Mon dernier espoir serait que le procureur de la République décide de ne pas appliquer la décision car il peut le faire. Il peut décider que dans l’intérêt de l’enfant et au vu des risques par rapport à lui, du fait qu’il ne puisse jamais me revoir moi sa maman. Il peut décider de ne pas appliquer la décision et que Louis reste ici.
 

Pas de nouvelles avant ses 20 ans 

Après cinq procès, la décision a été prise en novembre dernier de remettre le petit Louis à son père. Car dans son pays, là où a été conçu Louis, le parent japonais est souverain, et l'autorité parentale exclusive, en cas de divorce, lui est toujours accordée. 

De plus, dans le cas de Louis, la justice fonde sa décision sur la convention de La Haye, suite à la demande du père qui parle d'enlèvement. De son côté, Marine évoque un départ dû à des humiliations et des gestes de violence, et un retour en France avec son enfant avec l'accord du père :

Aujourd’hui je ne comprends pas pourquoi ça se passe comme ça car la convention de la Haye, place l’intérêt de l’enfant en premier, le fait qu’il puisse voir et être en contact avec ses deux parents. En France mon mari peut venir me voir quand il veut. Même en étant divorcé il peut avoir un visa de parent français, en plus lui parle couramment français. Au Japon, moi je n’ai pas le droit d’y aller.

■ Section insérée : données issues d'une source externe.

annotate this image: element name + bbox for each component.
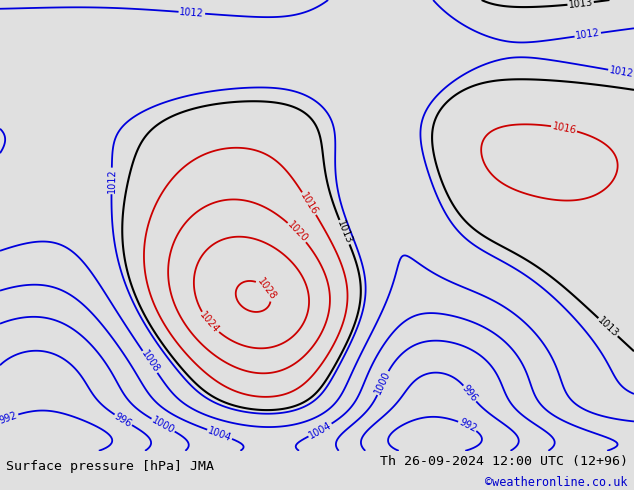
- Text: Th 26-09-2024 12:00 UTC (12+96): Th 26-09-2024 12:00 UTC (12+96): [380, 455, 628, 468]
- Text: 1012: 1012: [107, 169, 117, 193]
- Text: 1016: 1016: [551, 121, 577, 136]
- Text: 1016: 1016: [299, 191, 320, 217]
- Text: 1012: 1012: [608, 65, 634, 79]
- Text: 1013: 1013: [596, 315, 621, 339]
- Text: 992: 992: [457, 417, 478, 435]
- Text: 996: 996: [113, 411, 134, 429]
- Text: 1008: 1008: [139, 349, 161, 375]
- Text: 992: 992: [0, 410, 19, 425]
- Text: 996: 996: [460, 383, 479, 404]
- Text: 1024: 1024: [198, 310, 221, 335]
- Text: 1012: 1012: [575, 28, 600, 41]
- Text: 1013: 1013: [335, 219, 354, 245]
- Text: 1020: 1020: [285, 220, 309, 245]
- Text: ©weatheronline.co.uk: ©weatheronline.co.uk: [485, 476, 628, 490]
- Text: 1004: 1004: [207, 425, 233, 443]
- Text: 1013: 1013: [568, 0, 593, 10]
- Text: 1004: 1004: [307, 420, 333, 441]
- Text: 1012: 1012: [179, 7, 205, 19]
- Text: Surface pressure [hPa] JMA: Surface pressure [hPa] JMA: [6, 460, 214, 473]
- Text: 1028: 1028: [256, 276, 278, 302]
- Text: 1000: 1000: [150, 415, 176, 436]
- Text: 1000: 1000: [373, 370, 392, 396]
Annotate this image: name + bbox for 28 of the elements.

Les magistrats le savent et je ne comprends pas pourquoi ils n’appliquent pas cet article-là.


Louis est actuellement en deuxième section de maternelle dans ce village de l'Aude. S’il part Marine ne pourrait pas le revoir avant ses 20 ans. Une association de soutien a été créée, aujourd’hui elle se mobilise espérant un miracle :

Nous on attend un miracle, c’est Noël, il va être renvoyé le 26 décembre. On attend que quelqu’un quelque part fasse quelque chose.

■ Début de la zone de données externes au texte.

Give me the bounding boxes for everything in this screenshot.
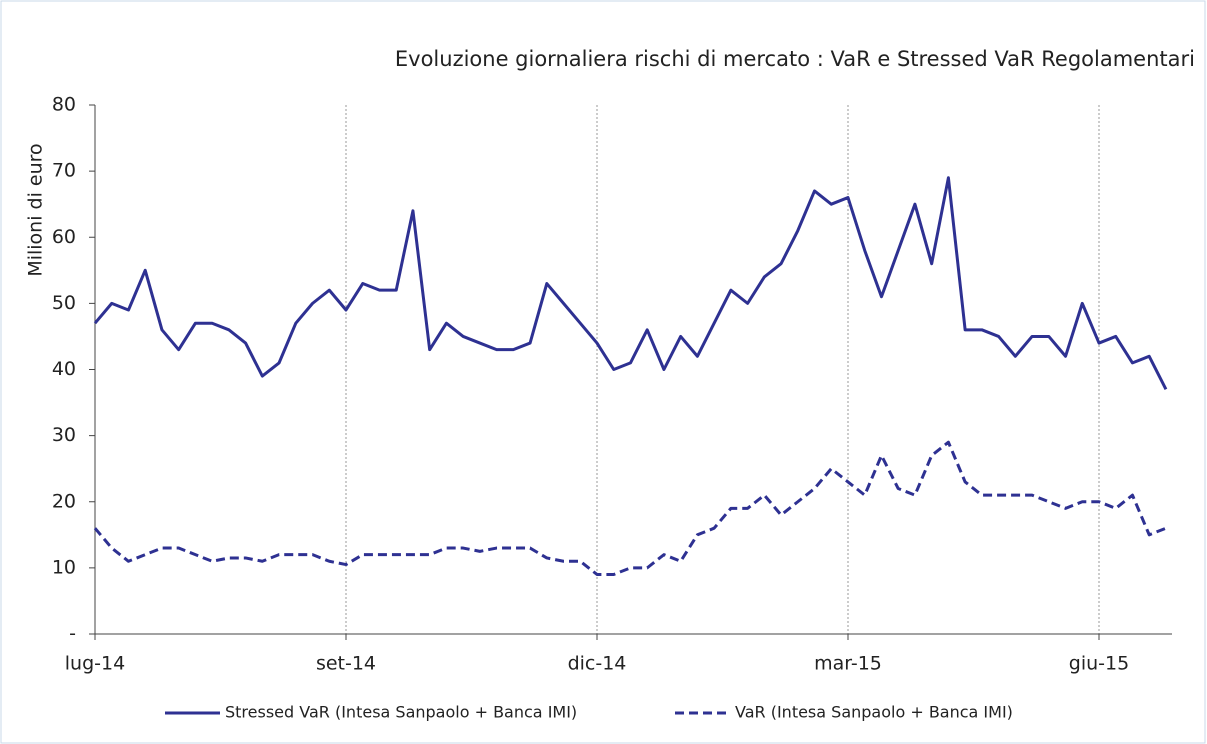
series-line <box>93 440 1167 576</box>
x-tick-label: mar-15 <box>814 653 882 675</box>
chart-title: Evoluzione giornaliera rischi di mercato… <box>395 47 1195 71</box>
y-tick-label: 30 <box>52 424 76 446</box>
y-tick-label: 70 <box>52 160 76 182</box>
x-tick-label: lug-14 <box>65 653 125 675</box>
legend-label: VaR (Intesa Sanpaolo + Banca IMI) <box>735 703 1013 722</box>
y-tick-label: 40 <box>52 358 76 380</box>
legend-label: Stressed VaR (Intesa Sanpaolo + Banca IM… <box>225 703 577 722</box>
y-tick-label: 60 <box>52 226 76 248</box>
x-tick-label: dic-14 <box>568 653 627 675</box>
y-tick-label: 20 <box>52 490 76 512</box>
y-axis-label: Milioni di euro <box>25 143 47 276</box>
y-tick-label: 10 <box>52 556 76 578</box>
x-tick-label: giu-15 <box>1069 653 1129 675</box>
y-tick-label: 80 <box>52 94 76 116</box>
y-tick-label: 50 <box>52 292 76 314</box>
series-line <box>93 176 1168 391</box>
y-tick-label: - <box>69 623 76 645</box>
x-tick-label: set-14 <box>316 653 376 675</box>
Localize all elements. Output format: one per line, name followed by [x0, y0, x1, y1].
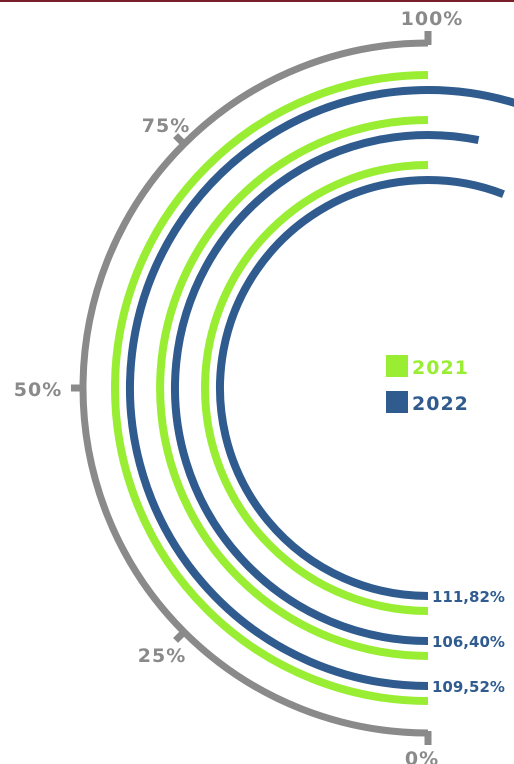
ring-2021-arc — [111, 71, 429, 705]
axis-tick-label: 75% — [142, 115, 190, 137]
legend-swatch-2021 — [386, 355, 408, 377]
axis-tick — [173, 133, 188, 148]
axis-tick — [173, 628, 188, 643]
ring-2021-arc — [156, 116, 429, 660]
legend-label-2021: 2021 — [412, 357, 469, 379]
axis-tick-label: 25% — [138, 645, 186, 667]
ring-2021-arc — [201, 161, 429, 615]
ring-2022-arc — [170, 131, 480, 645]
axis-tick-label: 50% — [14, 379, 62, 401]
legend-swatch-2022 — [386, 391, 408, 413]
axis-tick-label: 0% — [405, 748, 439, 764]
top-border-line — [0, 0, 514, 2]
ring-2022-arc — [125, 86, 514, 690]
ring-value-label: 111,82% — [432, 588, 505, 606]
axis-tick-label: 100% — [401, 8, 464, 30]
ring-value-label: 106,40% — [432, 633, 505, 651]
ring-2022-arc — [216, 176, 505, 600]
ring-value-label: 109,52% — [432, 678, 505, 696]
legend-label-2022: 2022 — [412, 393, 469, 415]
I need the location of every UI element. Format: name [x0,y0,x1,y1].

Continuer pour ne pas oublier


Après le départ de Louis, Marine et l’association ne vont rien lâcher :

"Je vais écrire tous les jours au Procureur, au ministère de la justice, à l’ambassade, ce que je veux c’est avoir un contact avec mon enfant. Parce que là, à l’heure d’aujourd’hui si il est malade et qui lui arrive quelque chose de grave et que son père ne me le dit pas, je ne le saurai jamais. J’irai à la Cour Européenne des Droits de l’Homme, je ferai tout ce que je peux."

Si le combat continue après le départ de Louis, c'est aussi pour que l'enfant sache le combat qu'a mené sa maman pour qu'il reste à ses côtés :

"On fera tout ce qui est possible au niveau de l’internet, des médias sociaux pour qu’il sache que sa maman continue de se battre, que l’on ne l’oublie pas et qu’elle pense à lui," nous dit Magali Cordaillat-Simmons, la Présidente du comité de soutien.


150 000 enfants enlevés chaque année au Japon


Environ 150.000 enfants sont enlevés chaque année par un parent japonais à la suite d'une séparation, selon l'ONG Kizuna Child-Parent Reunion.

Une avocate française a annoncé, le lundi 12 août, avoir déposé une requête auprès de l'ONU afin de réclamer la fin de ces "violations des droits de l’enfant" et la nomination d’un expert indépendant pour faire un rapport de la situation. 

En visite en juin dernier au Japon, le président Emmanuel Macron s'était engagé à agir en faveur des nombreux pères séparés de leurs enfants dans des cas de figure similaires.